Though the POM results were the most significant discoveries made by the study, the research also showed that rates of carbon monoxide production are influenced by many of the same factors as are POM emissions. Again, airtight stoves seem to be far greater polluters than are their less efficient brethren. (We should also note, however, that though wood burners are not heavy producers of nitrous oxides, the higher temperatures that occurred in the fireplace insert did yield more of that particular pollutant than was produced by the more efficient stoves.)
We're not suggesting that you abandon your wood stove, nor is the EPA currently contemplating any specific restrictions on the production or use of such appliances. (In comparison, after a study in Sweden similar to our EPA's project yielded nearly identical results, wood burning was—as of November 1980—strictly limited in that country!) But we are suggesting that you operate your wood burner in ways that tend to reduce emissions!
The object of a clean stove-operating procedure is to maintain the highest combustion temperatures possible.
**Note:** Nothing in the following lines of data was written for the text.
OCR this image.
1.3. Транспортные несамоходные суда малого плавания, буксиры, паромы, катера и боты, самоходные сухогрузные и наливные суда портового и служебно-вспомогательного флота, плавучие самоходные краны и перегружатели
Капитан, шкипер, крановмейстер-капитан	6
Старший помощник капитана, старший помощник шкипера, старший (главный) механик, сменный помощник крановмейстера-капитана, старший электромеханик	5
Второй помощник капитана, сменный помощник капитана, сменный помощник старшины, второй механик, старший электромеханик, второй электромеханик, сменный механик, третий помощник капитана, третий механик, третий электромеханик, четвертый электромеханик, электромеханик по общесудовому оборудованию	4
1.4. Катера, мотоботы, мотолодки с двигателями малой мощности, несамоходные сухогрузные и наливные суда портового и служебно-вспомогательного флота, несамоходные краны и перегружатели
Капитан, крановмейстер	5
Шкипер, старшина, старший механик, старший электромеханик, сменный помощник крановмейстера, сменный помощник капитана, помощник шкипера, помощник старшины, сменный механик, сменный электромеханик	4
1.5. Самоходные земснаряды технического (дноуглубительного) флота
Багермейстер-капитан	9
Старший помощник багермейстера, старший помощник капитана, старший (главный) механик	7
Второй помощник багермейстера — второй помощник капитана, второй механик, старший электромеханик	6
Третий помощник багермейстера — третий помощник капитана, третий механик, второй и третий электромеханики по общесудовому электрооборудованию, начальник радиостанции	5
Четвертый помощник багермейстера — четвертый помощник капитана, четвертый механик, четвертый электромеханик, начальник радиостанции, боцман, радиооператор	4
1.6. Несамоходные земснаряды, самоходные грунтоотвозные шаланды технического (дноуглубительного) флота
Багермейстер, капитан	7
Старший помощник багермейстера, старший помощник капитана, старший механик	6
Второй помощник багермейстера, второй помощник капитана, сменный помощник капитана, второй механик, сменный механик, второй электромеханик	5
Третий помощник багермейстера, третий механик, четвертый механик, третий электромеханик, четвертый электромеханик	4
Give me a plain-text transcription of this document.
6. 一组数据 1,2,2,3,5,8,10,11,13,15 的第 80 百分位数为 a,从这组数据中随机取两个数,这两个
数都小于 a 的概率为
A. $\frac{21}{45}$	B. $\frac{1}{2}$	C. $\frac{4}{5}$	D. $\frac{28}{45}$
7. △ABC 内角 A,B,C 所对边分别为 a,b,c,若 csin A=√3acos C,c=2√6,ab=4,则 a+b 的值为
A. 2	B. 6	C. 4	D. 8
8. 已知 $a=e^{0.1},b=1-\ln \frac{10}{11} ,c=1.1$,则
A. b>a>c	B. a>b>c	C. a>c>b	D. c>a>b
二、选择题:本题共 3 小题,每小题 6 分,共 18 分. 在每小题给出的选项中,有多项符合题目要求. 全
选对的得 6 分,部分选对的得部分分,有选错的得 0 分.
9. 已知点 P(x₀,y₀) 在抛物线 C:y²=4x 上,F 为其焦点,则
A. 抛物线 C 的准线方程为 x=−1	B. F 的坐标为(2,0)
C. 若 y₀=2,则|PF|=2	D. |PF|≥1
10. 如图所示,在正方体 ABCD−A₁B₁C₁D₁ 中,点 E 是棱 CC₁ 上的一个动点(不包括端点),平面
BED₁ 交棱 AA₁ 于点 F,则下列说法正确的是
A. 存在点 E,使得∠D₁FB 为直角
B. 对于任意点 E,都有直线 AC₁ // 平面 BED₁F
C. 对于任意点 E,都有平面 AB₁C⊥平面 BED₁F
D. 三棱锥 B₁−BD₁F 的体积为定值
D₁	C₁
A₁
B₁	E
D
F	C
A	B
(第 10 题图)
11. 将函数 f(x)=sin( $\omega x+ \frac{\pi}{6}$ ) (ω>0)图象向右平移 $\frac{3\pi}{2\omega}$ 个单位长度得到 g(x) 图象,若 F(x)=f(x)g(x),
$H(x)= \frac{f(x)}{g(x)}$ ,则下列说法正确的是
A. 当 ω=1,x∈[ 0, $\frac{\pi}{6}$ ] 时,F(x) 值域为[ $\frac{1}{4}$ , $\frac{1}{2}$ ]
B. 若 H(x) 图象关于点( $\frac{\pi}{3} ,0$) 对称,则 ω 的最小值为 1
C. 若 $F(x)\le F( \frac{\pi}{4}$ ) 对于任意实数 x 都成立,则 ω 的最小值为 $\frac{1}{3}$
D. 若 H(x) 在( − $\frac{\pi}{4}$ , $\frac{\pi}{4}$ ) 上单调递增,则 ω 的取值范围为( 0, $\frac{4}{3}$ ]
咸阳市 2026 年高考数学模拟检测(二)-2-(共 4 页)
You can help your stove accomplish this by using seasoned wood (and, specifically, by not burning green pine!) and keeping the draft at least partway open. (Ideally, this means sacrificing—at least for the time being—a smoldering all-night burn in return for cleaner air. The choice is yours.)
You can also reduce POM and CO emissions by burning smaller fires in your stove. Such an approach avoids the creation of oxygen-starved areas in the firebox ... spots in which heavy emissions tend to be produced. Furthermore, even though there are no conclusive results to date, there seems to be reason to believe that lined (with ceramic, soapstone, etc.) fireboxes maintain hotter combustion than do "bare" chambers.
A number of different companies and individuals have recognized the dangers of wood stove emissions, and are developing new products in an attempt to solve the problem. For example, the Corning Glass Works has introduced a catalytic converter—similar to the automotive devices, but with much larger passages to accommodate lower "exhaust" velocities and larger particles —that may help strip flue gases of pollutants while increasing overall stove efficiency. Corning has no retrofit devices available at this time, but Franklin Cast Products (a major importer of Taiwan-made stoves) does have two wood burners—which, at this writing, sell for about $1,000 apiece—equipped to use the Corning device as a wood stove catalytic converter.
Other research groups feel that the solution will involve moving away from current airtight stove designs. Jotul of Norway—while unwilling to divulge specific information about work being carried out under its $2,500,000 annual research budget—is rumored to be working on a wood gas (pyrolysis) stove. Still another possibility is to use high-temperature furnaces (such as Hampton Technology's Jetstream), that employ heat exchangers and storage systems. And, while MOTHER EARTH NEWS is keeping a watchful eye on the corporate solutions to our pollution problems, we're also keenly attentive to work being done by individuals (such as the development of Larry Dobson's sawdust stove, featured in MOTHER EARTH NEWS' Guide to Home Energy).
We're confident that there are solutions to the problem, and—in fact—MOTHER EARTH NEWS' research staff is busy working on a number of retrofit approaches to lessening emissions. What's more, we're doing our best to encourage others to apply their knowledge to the effort. And when the solutions do become available, you'll read about them here!